The New Year has arrived. I've made another journey around the wheel. Though we're looking toward the fallow season, the frozen ground hardly closes itself. Under the blanket of white, silence falling from the sky, forces are gathered and work will get done. For now, the fall is rustling through the finest golden flames, the reddest torches and fans, the leaves and the tawny grasses all wait for a sign. Hushed in the undulating mountains, trees like paintbrushes stiffly rising forth in a proclaimation of the constant certainty of change, leaves rustled and blew along the side of the road the whole way back across America. As I drove, miles reeled behind me, littering promises that have yet to be uttered by the wind.

Would you care to share the mystery that unfolds within each new promise of our moments, connected to the last one, connecting us all the way from beginningless time? You wanted a shout out and here it is. Every pore of my being is saturated with the imprint of recent moments; I cherish each even as they drift quickly into the past tense. I tasted them, full on, as they arose from our boundless joy. Then, I let them go, like falling tears. Washing away the bittersweet remnants of the fading year, purifying my soul. Honey, you gave me bags of apples. Along with kindness, joy, and light. Open hearts can do no more. I responded, my own heart full, with one last leap at you, arms thrown wide to close around you. Held you, tight. Then I slammed shut the door of the car and drove away, heart pounding in my ears and the salty works streaming down.

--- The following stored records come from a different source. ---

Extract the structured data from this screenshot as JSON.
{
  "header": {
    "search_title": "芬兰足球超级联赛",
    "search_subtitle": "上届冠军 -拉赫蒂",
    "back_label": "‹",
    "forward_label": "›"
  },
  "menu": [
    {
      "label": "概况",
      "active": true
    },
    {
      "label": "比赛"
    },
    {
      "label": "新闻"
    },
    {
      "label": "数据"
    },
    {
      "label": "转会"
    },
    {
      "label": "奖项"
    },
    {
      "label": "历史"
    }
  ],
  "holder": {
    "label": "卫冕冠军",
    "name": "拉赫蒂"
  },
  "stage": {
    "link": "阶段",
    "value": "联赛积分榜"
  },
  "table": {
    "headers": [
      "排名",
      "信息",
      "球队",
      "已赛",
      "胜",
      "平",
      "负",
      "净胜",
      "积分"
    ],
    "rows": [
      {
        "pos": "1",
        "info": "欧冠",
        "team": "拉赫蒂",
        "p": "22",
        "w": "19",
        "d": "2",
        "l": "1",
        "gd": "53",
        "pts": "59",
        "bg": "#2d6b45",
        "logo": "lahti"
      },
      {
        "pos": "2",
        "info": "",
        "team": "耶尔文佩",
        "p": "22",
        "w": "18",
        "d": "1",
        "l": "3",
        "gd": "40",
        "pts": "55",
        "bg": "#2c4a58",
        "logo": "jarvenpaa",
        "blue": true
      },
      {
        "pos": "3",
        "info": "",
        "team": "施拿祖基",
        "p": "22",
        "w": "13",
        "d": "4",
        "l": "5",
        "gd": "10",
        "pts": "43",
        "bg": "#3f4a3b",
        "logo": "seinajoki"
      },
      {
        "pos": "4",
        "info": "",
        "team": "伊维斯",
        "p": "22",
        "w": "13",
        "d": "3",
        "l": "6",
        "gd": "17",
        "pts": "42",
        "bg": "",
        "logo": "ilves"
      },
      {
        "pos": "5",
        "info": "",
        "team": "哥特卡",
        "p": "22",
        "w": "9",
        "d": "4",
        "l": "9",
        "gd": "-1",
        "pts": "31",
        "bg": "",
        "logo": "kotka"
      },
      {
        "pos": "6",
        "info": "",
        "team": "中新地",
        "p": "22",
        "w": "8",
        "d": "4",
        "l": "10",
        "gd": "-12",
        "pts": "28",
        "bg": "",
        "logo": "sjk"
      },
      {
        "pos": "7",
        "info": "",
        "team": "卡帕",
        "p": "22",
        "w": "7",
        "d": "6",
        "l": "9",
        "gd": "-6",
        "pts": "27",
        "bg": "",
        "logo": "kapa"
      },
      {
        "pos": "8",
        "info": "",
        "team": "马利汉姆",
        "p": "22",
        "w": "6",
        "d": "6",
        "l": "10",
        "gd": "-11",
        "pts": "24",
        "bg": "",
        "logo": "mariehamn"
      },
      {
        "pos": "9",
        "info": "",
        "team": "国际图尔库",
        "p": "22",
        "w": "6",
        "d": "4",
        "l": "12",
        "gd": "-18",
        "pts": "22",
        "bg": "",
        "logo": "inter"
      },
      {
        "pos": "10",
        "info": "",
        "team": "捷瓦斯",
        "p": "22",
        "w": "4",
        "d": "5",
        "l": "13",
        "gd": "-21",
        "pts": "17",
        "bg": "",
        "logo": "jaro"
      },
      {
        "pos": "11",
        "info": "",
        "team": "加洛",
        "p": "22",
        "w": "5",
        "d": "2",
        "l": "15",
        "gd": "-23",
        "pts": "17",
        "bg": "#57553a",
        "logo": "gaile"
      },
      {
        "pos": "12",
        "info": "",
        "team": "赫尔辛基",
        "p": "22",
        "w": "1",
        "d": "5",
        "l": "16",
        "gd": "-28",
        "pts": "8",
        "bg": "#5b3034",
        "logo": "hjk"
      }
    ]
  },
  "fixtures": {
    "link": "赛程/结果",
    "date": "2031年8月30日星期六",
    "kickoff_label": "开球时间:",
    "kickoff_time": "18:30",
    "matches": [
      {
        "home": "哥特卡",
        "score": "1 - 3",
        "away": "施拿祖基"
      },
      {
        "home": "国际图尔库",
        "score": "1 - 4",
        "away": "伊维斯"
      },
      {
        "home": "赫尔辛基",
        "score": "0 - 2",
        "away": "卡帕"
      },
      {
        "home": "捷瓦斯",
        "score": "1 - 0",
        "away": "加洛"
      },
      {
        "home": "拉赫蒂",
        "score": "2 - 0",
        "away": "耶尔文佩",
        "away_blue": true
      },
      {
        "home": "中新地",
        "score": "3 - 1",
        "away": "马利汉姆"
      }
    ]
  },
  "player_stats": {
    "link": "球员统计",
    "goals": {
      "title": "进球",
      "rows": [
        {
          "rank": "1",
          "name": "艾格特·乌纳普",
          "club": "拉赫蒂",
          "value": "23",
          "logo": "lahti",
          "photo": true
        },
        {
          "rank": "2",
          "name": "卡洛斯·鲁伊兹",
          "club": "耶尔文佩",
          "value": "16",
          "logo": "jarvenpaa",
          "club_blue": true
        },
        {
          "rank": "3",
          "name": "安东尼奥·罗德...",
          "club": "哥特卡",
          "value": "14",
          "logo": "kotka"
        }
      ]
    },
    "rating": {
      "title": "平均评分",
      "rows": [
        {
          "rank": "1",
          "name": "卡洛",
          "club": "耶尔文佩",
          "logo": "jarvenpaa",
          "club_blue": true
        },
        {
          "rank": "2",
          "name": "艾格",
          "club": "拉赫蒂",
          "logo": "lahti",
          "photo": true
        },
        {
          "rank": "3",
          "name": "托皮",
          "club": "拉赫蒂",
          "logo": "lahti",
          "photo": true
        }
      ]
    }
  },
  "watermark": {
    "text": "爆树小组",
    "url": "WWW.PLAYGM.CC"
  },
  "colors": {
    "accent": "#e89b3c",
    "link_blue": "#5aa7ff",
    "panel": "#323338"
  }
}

But...don't worry. By the time this funny lass hit KOP she was already rocking the harmonica and singing at top volume. Moments come, then go. Memories linger long after the actions fade. Sadness (happiness too) ebbs and flows, unblocked, like falling mountain water. No manipulation can create the serpentine pathways that will carve their own course with time.

Perhaps, together once more, we'll eat apples and honey with sticky, beaming faces. Eyes locked in wonder at the sweetness I'm certain we can continue to find. Electricity crackling between us, jaws working at the sweetness, goofy grins that consume a whole face. My vision looks like this: mountains surround us, bubbling water and our own laughter serve as a useful language. Our bodies and souls hum one blissful, continuous song of union and love. We dip apples in honey and let the goo run down all the way to our elbows, licking it off in glee. Happy New Year, dear reader. Welcome to my inner universe. Join me for another unknown stretch of mystery. Hope you stick around for the apple blossoms to burst forth as the wheel continues to spin around. This is the stuff my dreams are made of.